Os dados fizeram parte do embasamento de uma nota técnica divulgada pela Fiocruz em defesa da vacinação de crianças de 5 a 11 anos. Os pesquisadores da instituição escreveram que “ainda que em proporções de agravamento e óbitos inferiores aos visualizados em adultos, as crianças também adoecem por covid-19, são veículos de transmissão do vírus e podem desenvolver formas graves e até evoluírem para o óbito”.

Outro alerta diz respeito à disseminação da variante Ômicron, muito mais transmissível que as formas anteriores do novo coronavírus: “diante da transmissão e avanço atual da variante Ômicron, existe uma preocupação aumentada com seu maior poder de transmissão, especialmente, nos indivíduos não vacinados. Isso torna as crianças abaixo de 12 anos um grande alvo dessa e possivelmente outras variantes de preocupação”.

O pesquisador da Sociedade Brasileira de Pediatria acrescenta ainda que outro perigo é o desenvolvimento de um quadro de covid-19 longa, que pode trazer impactos cognitivos e prejuízos ao aprendizado. “O risco do adoecimento de uma criança por covid-19 e suas repercussões de curto prazo, como a própria miocardite pós-covid, as consequências da covid longa e a letalidade no Brasil, que é muito maior que em outros países, é incomparável ao risco-benefício de vacinar todas as crianças”, avalia Fonseca. Ele rechaça a ideia repetida por movimentos antivacina de que o imunizante seria experimental: “esse nome experimental é altamente equivocado. É uma vacina recente, que passou por todas as fases de estudo clínico, que mostrou sua eficácia e sua segurança”.

Flávia ressalta que os pais devem ficar tranquilos em relação à segurança da vacina. Mesmo com a celeridade no desenvolvimento, nenhuma etapa de testagem foi pulada, os resultados foram avaliados por outros cientistas ao redor do mundo e agora a efetividade da vacina está sendo confirmada pelas autoridades sanitárias de cada país que já iniciou a aplicação. “Além de já termos ensaios clínicos pré-licenciamento que são tranquilizadores, na prática, na vida real, a gente está observando isso também”.

 

Tire suas dúvidas

A vacina contra a covid-19 é segura para crianças?

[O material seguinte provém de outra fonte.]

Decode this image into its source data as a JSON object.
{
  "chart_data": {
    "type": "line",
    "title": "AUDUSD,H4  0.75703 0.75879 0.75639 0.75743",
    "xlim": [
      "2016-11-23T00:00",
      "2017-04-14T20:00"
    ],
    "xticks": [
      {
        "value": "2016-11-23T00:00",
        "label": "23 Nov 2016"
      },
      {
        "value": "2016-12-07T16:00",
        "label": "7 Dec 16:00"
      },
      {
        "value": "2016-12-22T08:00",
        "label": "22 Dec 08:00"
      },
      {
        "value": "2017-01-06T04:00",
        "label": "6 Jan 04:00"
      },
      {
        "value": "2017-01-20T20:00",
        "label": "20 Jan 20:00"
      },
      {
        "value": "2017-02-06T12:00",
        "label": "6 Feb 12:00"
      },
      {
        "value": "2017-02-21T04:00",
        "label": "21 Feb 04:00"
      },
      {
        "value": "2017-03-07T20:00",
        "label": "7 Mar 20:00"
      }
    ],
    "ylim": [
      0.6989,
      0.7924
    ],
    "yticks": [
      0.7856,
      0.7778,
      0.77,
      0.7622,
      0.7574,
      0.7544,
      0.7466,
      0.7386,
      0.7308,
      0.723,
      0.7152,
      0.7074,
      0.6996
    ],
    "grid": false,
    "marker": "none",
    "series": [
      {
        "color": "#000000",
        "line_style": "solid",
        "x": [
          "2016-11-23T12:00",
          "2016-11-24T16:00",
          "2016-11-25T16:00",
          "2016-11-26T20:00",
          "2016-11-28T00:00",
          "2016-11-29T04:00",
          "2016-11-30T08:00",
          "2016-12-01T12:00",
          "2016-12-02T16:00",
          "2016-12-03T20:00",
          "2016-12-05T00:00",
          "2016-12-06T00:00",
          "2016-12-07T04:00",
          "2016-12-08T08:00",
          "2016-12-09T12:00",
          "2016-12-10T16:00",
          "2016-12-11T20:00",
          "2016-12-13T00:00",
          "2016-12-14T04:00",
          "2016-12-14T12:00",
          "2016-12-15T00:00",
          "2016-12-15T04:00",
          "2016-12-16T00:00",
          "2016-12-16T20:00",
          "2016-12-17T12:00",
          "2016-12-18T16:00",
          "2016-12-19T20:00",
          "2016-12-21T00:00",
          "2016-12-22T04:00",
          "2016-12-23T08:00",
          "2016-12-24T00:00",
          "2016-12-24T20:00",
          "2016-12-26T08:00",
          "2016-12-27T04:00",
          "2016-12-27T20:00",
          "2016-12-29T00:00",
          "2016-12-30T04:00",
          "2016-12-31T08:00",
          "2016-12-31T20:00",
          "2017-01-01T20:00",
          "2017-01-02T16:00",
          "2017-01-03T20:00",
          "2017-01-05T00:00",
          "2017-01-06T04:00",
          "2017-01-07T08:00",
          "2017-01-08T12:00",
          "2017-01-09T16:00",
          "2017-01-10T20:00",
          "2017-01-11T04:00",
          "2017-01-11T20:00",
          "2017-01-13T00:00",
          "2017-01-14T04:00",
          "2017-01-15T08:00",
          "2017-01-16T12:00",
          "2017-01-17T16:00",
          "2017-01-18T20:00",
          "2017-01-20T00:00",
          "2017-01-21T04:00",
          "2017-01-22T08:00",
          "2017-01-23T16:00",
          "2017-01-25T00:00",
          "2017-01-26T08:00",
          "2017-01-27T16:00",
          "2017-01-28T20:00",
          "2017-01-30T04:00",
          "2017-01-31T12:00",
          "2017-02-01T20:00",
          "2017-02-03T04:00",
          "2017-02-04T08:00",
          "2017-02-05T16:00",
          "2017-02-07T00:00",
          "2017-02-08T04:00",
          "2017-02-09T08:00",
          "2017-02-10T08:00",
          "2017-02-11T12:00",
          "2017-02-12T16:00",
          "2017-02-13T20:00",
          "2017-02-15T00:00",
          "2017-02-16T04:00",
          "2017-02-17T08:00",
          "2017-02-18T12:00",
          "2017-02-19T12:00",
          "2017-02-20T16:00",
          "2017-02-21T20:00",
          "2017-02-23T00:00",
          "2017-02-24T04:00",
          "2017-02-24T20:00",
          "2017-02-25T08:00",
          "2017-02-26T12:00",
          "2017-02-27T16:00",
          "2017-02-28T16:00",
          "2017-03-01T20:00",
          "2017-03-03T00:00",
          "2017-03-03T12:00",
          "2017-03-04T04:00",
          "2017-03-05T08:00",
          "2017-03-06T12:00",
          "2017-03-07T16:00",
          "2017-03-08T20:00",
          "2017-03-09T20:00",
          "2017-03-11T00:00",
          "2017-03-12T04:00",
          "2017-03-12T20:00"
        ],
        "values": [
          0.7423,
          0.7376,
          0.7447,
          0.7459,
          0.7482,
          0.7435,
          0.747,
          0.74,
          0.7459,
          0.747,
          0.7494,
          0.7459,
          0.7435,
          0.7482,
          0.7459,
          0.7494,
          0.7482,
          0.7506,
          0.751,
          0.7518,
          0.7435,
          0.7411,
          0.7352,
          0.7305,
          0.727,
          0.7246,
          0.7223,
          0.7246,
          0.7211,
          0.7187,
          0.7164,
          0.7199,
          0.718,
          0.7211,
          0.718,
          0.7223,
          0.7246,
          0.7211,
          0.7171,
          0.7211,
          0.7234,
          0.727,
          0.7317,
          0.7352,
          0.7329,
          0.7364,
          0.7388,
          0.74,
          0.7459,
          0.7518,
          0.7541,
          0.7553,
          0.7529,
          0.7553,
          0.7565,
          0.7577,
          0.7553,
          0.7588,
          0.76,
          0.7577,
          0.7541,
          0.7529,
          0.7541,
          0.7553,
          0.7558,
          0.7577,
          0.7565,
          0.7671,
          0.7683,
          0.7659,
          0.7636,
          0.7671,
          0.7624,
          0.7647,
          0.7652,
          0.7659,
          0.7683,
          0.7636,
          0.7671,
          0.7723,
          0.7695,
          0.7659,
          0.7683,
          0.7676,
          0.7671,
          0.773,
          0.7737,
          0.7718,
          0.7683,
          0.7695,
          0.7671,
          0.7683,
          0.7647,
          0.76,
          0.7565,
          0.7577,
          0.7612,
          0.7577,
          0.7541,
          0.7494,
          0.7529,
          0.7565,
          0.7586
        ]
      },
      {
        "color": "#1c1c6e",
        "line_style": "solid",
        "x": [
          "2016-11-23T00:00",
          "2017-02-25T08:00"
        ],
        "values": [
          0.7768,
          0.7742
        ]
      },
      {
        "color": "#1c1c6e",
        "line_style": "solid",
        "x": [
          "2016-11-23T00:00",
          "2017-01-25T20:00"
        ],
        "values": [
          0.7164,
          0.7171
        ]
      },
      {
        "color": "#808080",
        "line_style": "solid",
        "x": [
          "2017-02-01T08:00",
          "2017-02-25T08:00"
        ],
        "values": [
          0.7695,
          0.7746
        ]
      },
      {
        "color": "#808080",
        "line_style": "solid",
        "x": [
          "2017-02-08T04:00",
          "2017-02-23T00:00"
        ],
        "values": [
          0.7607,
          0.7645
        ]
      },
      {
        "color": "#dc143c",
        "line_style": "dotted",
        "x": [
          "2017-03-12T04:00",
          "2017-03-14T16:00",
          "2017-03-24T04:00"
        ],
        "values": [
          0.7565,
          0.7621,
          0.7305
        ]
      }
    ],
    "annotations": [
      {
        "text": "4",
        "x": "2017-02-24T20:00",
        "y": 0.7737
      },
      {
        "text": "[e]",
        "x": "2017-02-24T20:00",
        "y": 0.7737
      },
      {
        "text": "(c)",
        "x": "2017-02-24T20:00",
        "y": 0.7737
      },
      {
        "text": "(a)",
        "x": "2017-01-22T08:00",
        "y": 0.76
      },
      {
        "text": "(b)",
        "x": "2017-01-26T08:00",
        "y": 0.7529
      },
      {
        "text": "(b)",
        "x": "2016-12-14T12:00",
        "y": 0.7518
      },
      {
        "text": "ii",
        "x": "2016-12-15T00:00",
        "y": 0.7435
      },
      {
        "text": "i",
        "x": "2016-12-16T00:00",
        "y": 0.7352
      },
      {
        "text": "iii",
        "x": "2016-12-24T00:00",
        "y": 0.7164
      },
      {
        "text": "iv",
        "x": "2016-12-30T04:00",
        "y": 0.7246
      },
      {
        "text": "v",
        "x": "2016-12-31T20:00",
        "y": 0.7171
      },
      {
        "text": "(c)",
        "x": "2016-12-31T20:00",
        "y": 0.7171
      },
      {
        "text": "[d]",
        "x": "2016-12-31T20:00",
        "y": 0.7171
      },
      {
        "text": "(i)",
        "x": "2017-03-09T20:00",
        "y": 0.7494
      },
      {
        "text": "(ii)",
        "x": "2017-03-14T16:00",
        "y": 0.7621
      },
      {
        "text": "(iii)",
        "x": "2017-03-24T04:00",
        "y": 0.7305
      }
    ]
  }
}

Sim. Segundo a Anvisa, a vacina da Pfizer contra a covid-19 para crianças de 5 a 11 anos, quando administrada no esquema de duas doses, é segura e eficaz na prevenção da covid-19 sintomática, de formas graves da doença e mortes. A Anvisa chegou a essa conclusão depois de analisar os dados de estudos de fase 1, 2 e 3 feitos pela Pfizer nos últimos meses e enviados à agência. Essas etapas são necessárias para a aprovação de qualquer vacina e asseguram a segurança e a eficácia das doses.

Os estudos contaram com quase 4.000 voluntários, que foram divididos em dois grupos que receberam a vacina e um terceiro que recebeu um placebo (substância sem eficácia). Nos testes, o imunizante apresentou 90% de eficácia, valor semelhante ao obtido em ensaios clínicos com adultos.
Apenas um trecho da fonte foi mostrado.